Et encore que Genève – par exemple – compte 468 voitures pour 1000 ha­bi­tant·e·s et que si l’on transposait ce taux insensé de motorisation automobile à toute la planète, il faudrait de l’ordre de 3 milliards de voitures ! Une impossibilité matérielle évidente ne serait-ce que pour cause des quantités limitées de pétrole et de matières premières.

Ou enfin que l’automobile est responsable de l’ordre de 30% des émissions de CO2, contribuant massivement au réchauffement climatique catastrophique qui menace l’avenir de l’humanité. La Suisse, avec 184 g de CO2 au km détient d’ailleurs un record des voitures les plus fortement émettrices de toute l’Europe !
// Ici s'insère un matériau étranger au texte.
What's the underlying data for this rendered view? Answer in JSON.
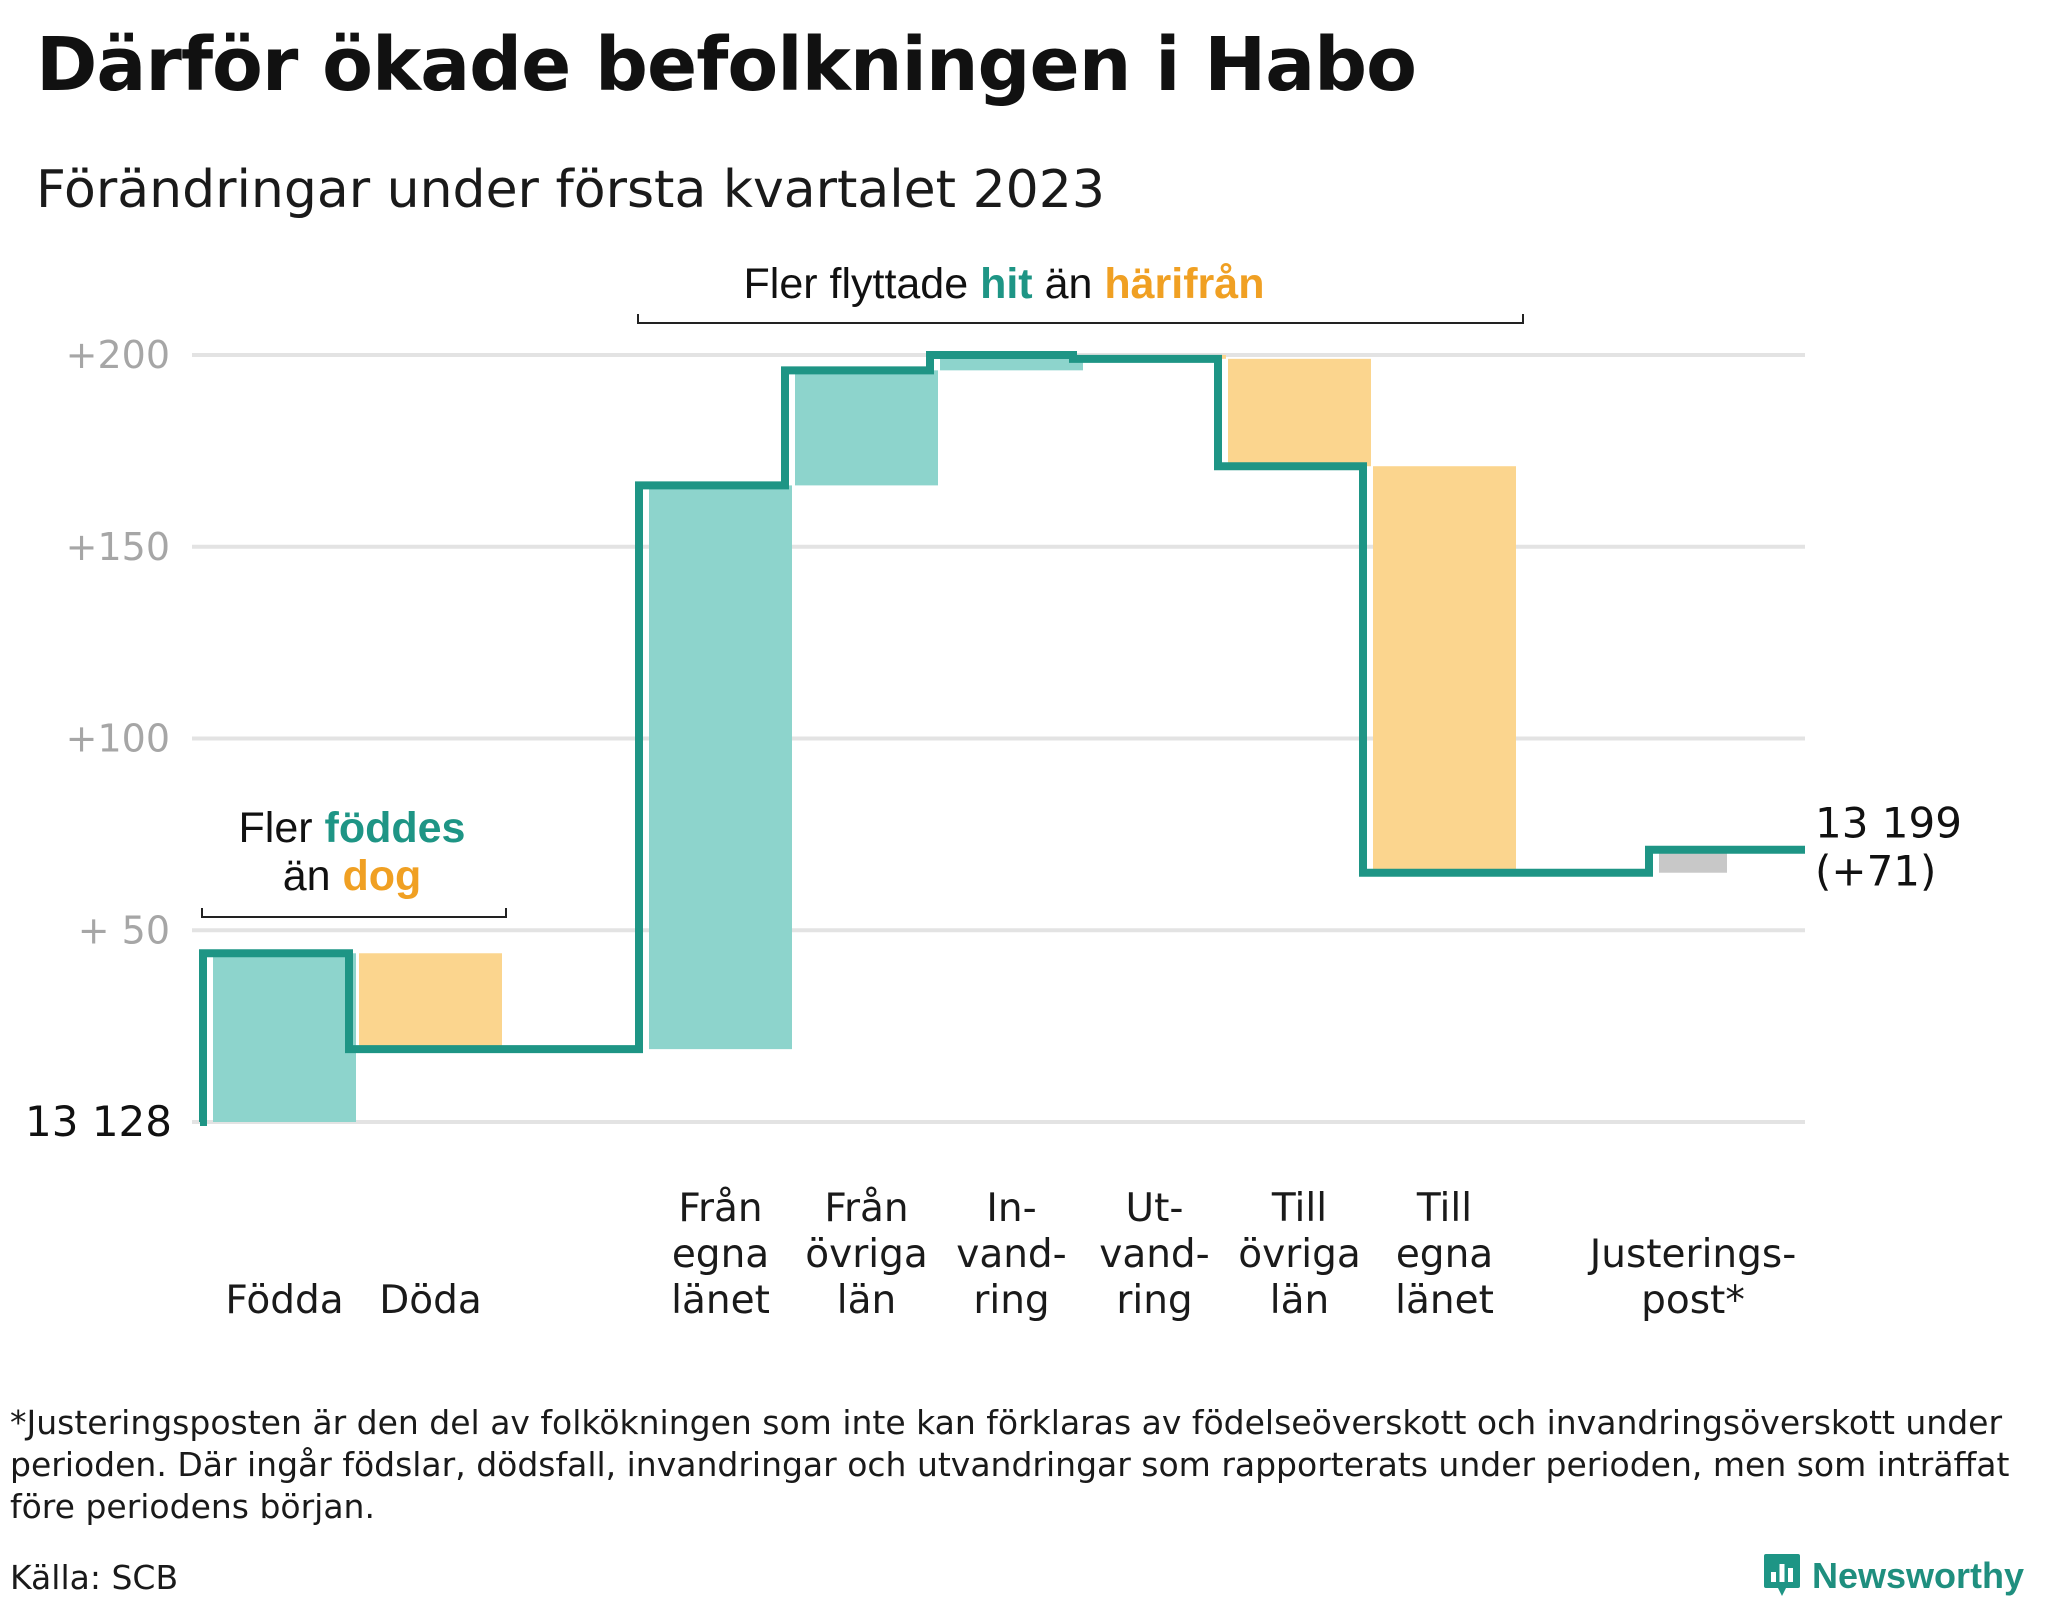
{
  "title": "Därför ökade befolkningen i Habo",
  "subtitle": "Förändringar under första kvartalet 2023",
  "colors": {
    "line": "#1e9585",
    "increase": "#8dd4cc",
    "decrease": "#fbd58e",
    "adjustment": "#c8c8c8",
    "highlight_in": "#1e9585",
    "highlight_out": "#f0a023",
    "grid": "#e3e3e3"
  },
  "annotations": {
    "births": {
      "line1_prefix": "Fler ",
      "line1_highlight": "föddes",
      "line2_prefix": "än ",
      "line2_highlight": "dog"
    },
    "moves": {
      "prefix": "Fler flyttade ",
      "highlight_in": "hit",
      "middle": " än ",
      "highlight_out": "härifrån"
    }
  },
  "footnote": "*Justeringsposten är den del av folkökningen som inte kan förklaras av födelseöverskott och invandringsöverskott under perioden. Där ingår födslar, dödsfall, invandringar och utvandringar som rapporterats under perioden, men som inträffat före periodens början.",
  "source": "Källa: SCB",
  "brand": "Newsworthy",
  "chart_data": {
    "type": "waterfall",
    "title": "Därför ökade befolkningen i Habo",
    "subtitle": "Förändringar under första kvartalet 2023",
    "start_value": 13128,
    "start_label": "13 128",
    "end_value": 13199,
    "end_label": "13 199",
    "end_change_label": "(+71)",
    "ylim": [
      0,
      200
    ],
    "yticks": [
      {
        "value": 50,
        "label": "+ 50"
      },
      {
        "value": 100,
        "label": "+100"
      },
      {
        "value": 150,
        "label": "+150"
      },
      {
        "value": 200,
        "label": "+200"
      }
    ],
    "grid": true,
    "steps": [
      {
        "label": [
          "Födda"
        ],
        "change": 44,
        "kind": "increase"
      },
      {
        "label": [
          "Döda"
        ],
        "change": -25,
        "kind": "decrease"
      },
      {
        "label": [
          "Från",
          "egna",
          "länet"
        ],
        "change": 147,
        "kind": "increase"
      },
      {
        "label": [
          "Från",
          "övriga",
          "län"
        ],
        "change": 30,
        "kind": "increase"
      },
      {
        "label": [
          "In-",
          "vand-",
          "ring"
        ],
        "change": 4,
        "kind": "increase"
      },
      {
        "label": [
          "Ut-",
          "vand-",
          "ring"
        ],
        "change": -1,
        "kind": "decrease"
      },
      {
        "label": [
          "Till",
          "övriga",
          "län"
        ],
        "change": -28,
        "kind": "decrease"
      },
      {
        "label": [
          "Till",
          "egna",
          "länet"
        ],
        "change": -106,
        "kind": "decrease"
      },
      {
        "label": [
          "Justerings-",
          "post*"
        ],
        "change": 6,
        "kind": "adjustment"
      }
    ]
  }
}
Mais ce n’est évidemment qu’un volet de la réalité sinistre d’une mobilité écologiquement suicidaire. On en voit une autre, illustrée à quelques centaines de mètres du Palais des expositions de Genève où se déroule le salon de l’Auto. Il s’agit de l’explosion des vols low-cost sur la plateforme aéroportuaire de Cointrin. Celle-ci a aussi un prix écologique terrifiant, mais également un prix social et humain immédiat, que payent chaque jour les salarié·e·s sacrifiés sur l’autel d’un délire capitaliste qui fait monter toujours plus à l’Aéroport la pression du dumping en matière de conditions de travail et de salaire.

Cette pression-là s’est traduite dimanche par une explosion de mécontentement des travailleurs de Swissport, l’entreprise qui s’occupe de la plus grande part du handling (manutention) à Cointrin, qui ont arrêté le travail pendant deux heures et bloqué un certain nombre de vols en exigeant d’être traités correctement, en exigeant que l’Etat intervienne pour faire respecter des normes sociales et syndicales élémentaires sur le site dont il est propriétaire.

C’est du côté des quelques dizaines de tra­vail­leurs·euses qui ont participé à ce mouvement et qui ont osé mettre pour une ou deux heures un grain de sable dans la machine terrifiante d’un capitalisme écologiquement, socialement et humainement suicidaire que se situe l’espoir et l’avenir ! Ils méritent toute notre solidarité et notre engagement à leurs côtés.